Researchers publish a study in the journal Nature Medicine that determined the cause of “stiff heart.” The findings could help to prevent future cases of heart failure.
One of the most common causes of congestive heart failure is “stiff heart syndrome.”
According to Dr. Jerry Sokol — a cardiologist in Deer Park, NY — this causes fluid to build up and back up into the lungs.
This occurs “usually in patients older than age 60,” he says.
At the microcellular level, they revealed that stiff heart appears to be related to microtubules in the cells of the heart muscle.
By treating these microtubules with newly developed research and medications, cardiac surgeons will soon be able to more effectively treat patients with this type of congestive heart failure.
The new study was led by Dr. Ben Prosser — an assistant professor of physiology in the Perelman School of Medicine at the University of Pennsylvania in Philadelphia — and is a “continuation” of research carried out 2 years ago into how microtubules help to regulate heartbeat.

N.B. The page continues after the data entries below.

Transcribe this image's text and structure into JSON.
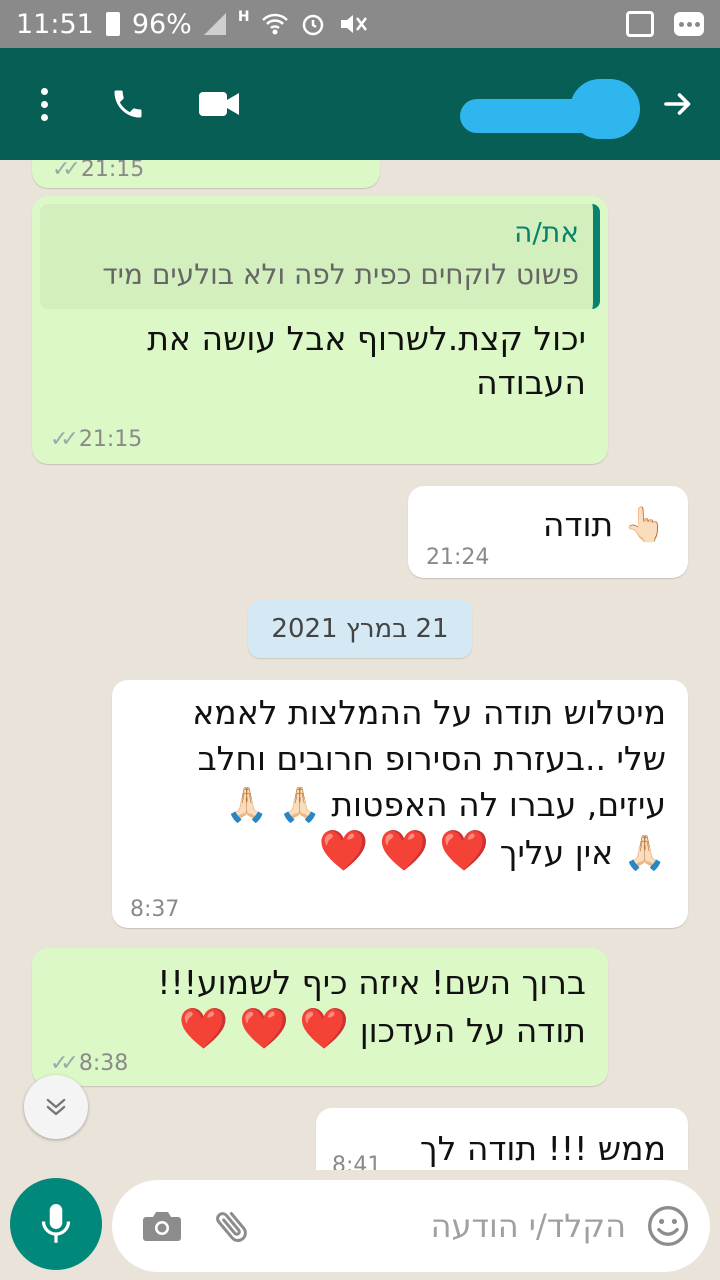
{
  "status_bar": {
    "time": "11:51",
    "battery": "96%",
    "network": "H"
  },
  "app_bar": {
    "icons": [
      "more-vert-icon",
      "call-icon",
      "videocam-icon",
      "arrow-forward-icon"
    ]
  },
  "messages": [
    {
      "dir": "out",
      "time": "21:15",
      "partial": true
    },
    {
      "dir": "out",
      "quote_author": "את/ה",
      "quote_text": "פשוט לוקחים כפית לפה ולא בולעים מיד",
      "text": "יכול קצת.לשרוף אבל עושה את העבודה",
      "time": "21:15"
    },
    {
      "dir": "in",
      "text": "תודה",
      "emoji": "👆🏻",
      "time": "21:24"
    },
    {
      "dir": "in",
      "text_line1": "מיטלוש תודה על ההמלצות לאמא",
      "text_line2": "שלי ..בעזרת הסירופ חרובים וחלב",
      "text_line3": "עיזים, עברו לה האפטות",
      "text_line4": "אין עליך",
      "emoji_pray": "🙏🏻",
      "emoji_heart": "❤️",
      "time": "8:37"
    },
    {
      "dir": "out",
      "text_line1": "ברוך השם! איזה כיף לשמוע!!!",
      "text_line2": "תודה על העדכון",
      "emoji_heart": "❤️",
      "time": "8:38"
    },
    {
      "dir": "in",
      "text": "ממש !!! תודה לך",
      "time": "8:41"
    }
  ],
  "date_chip": "21 במרץ 2021",
  "composer": {
    "placeholder": "הקלד/י הודעה"
  },
  "colors": {
    "header": "#075e54",
    "outgoing_bubble": "#dcf8c6",
    "incoming_bubble": "#ffffff",
    "mic_button": "#00897b",
    "chat_bg": "#e9e3da"
  }
}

“These findings provide compelling evidence from human samples for a new therapeutic target for heart disease,” says Dr. Prosser; his team aims to “develop therapies that seek out the damaged microtubules to reverse their harmful influence.”
Normally, microtubule cells in the heart have diverse structural and signaling roles. When these microtubules are altered, the result is believed to trigger heart disease.
Recent studies have suggested that chemical changes to the microtubules called detyrosination — that is, the removal of a tyrosine chemical group — control a person’s heartbeat.
Detyrosinated microtubules provide resistance that could “impede the motion of contracting heart muscle cells.” Dr. Prosser and his team tested single heart muscle cells to identify changes to the cell’s microtubules network and their consequences for normal heart function.
The analyzed tissues from the left ventricle of heart transplant patients revealed a consistent level of proteins that resulted in the stiffening of microtubules.
Thanks to super-resolution imaging, the researchers also found a “dense, heavily detyrosinated microtubule network in the diseased heart muscle cells.”
The researchers used a drug to suppress the detyrosinated microtubules, successfully restoring around 50 percent of the lost contractile function in the diseased cells. They also revealed that genetically lowering the microtubule detyrosination “softened” any diseased cells, therefore enhancing their ability to contract.
According to Dr. Sokol, unlike the usual type of congestive heart failure — typically caused by a weakened heart muscle (when the heart doesn’t contract well after pumping) — a stiff heart resulting in heart failure occurs because the heart doesn’t “relax” well after contracting.
“Also,” he says, “the more damaged [microtubules] one has, the weaker the heart. When the damaged microtubules are compressed, the heart functions better.”
Prior clinical data from the institution identified a “direct correlation between excess microtubule detyrosination and a decline in heart function” in patients who are living with hypertrophic cardiomyopathy.
In this condition, thickened heart muscle can lead to problems in maintaining both proper blood pressure levels and blood flow through one’s heart.
For this study, the team cited research conducted by transplant cardiologist and study co-author Dr. Ken Margulies, a professor of cardiovascular medicine.
Dr. Margulies compared human heart tissue donated by heart transplant patients with normal heart tissue from other donors. The result was that detyrosination was greater in diseased hearts.
Therefore, cells from diseased hearts contain more microtubules, and these microtubules possess greater detyrosination.
This process meant impaired function in this patient population; their hearts, prior to transplant, had a lower ejection fraction (a marker of heart health designed to measure the blood pumped out of heart ventricles with every contraction) that matched up with greater detyrosination.
Currently, the team is seeking ways to target only heart muscle cell microtubules. By utilizing the Penn Gene Vector Core, the scientists are refining gene therapy approaches to transport “an enzyme to the heart that reverses detyrosination within heart muscle cells.”
Dr. Sokol adds, “Congestive heart failure is one of the most serious types of heart disease and increasingly common with age in both men and women.”
“This new research from Penn is in infancy stages,” he concludes, “but will hopefully prevent congestive heart failure in patients, resulting in healthier lives.”